For the benefit of the not so techie people in the room, when you’re connecting to the internet at 25kbps a 5 minute youtube video can take over 6 or 7 minutes to load. Now, in 2012 it takes seconds. I can still remember when I could barely find any Jamaicans online, now there are over 600,000 Jamaicans living in Jamaica on facebook. Jamaicans are embracing the internet and now we need to show them how they can use it to earn and create employment for others.
In the year of our 50th anniversary Jamaica has some of the fastest internet speeds in the world and almost 100% island-wide internet penetration via Digicel’s 4G. This, in my eyes is progress. Without these advancements I could not be an internet entrepreneur in Jamaica today. With that said we have a lot of work to do, internet connection prices still need to come down, the price of hardware needs to go down, people need to be trained and so much more, but as I said earlier, all of these problems are opportunities for industrious and creative thinking people to solve. Jamaica is almost 50 and we’re definitely on a mission.

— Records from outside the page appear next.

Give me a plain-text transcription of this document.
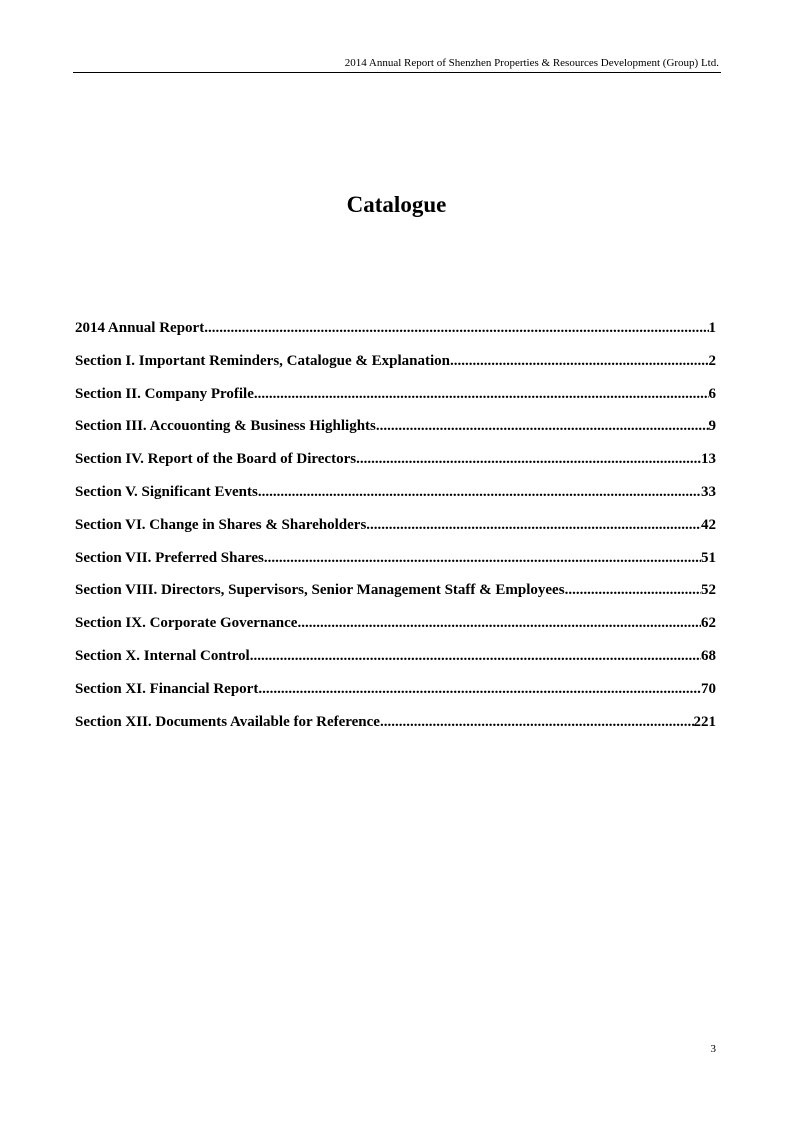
2014 Annual Report of Shenzhen Properties & Resources Development (Group) Ltd.
Catalogue
2014 Annual Report .....	1
Section I. Important Reminders, Catalogue & Explanation .....	2
Section II. Company Profile .....	6
Section III. Accouonting & Business Highlights .....	9
Section IV. Report of the Board of Directors .....	13
Section V. Significant Events .....	33
Section VI. Change in Shares & Shareholders .....	42
Section VII. Preferred Shares .....	51
Section VIII. Directors, Supervisors, Senior Management Staff & Employees .....	52
Section IX. Corporate Governance .....	62
Section X. Internal Control .....	68
Section XI. Financial Report .....	70
Section XII. Documents Available for Reference .....	221
3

Nobody has ever changed anything by remaining quiet, idly standing by, or remaining part of the faceless, voiceless masses. If you ever want to effect change, in your work, in your life, you must learn to persuade others.
And I want to do just that, persuade my family, friends and everyone else around me to be great, to believe that Jamaica can be the place of choice to live, work, raise families and do business.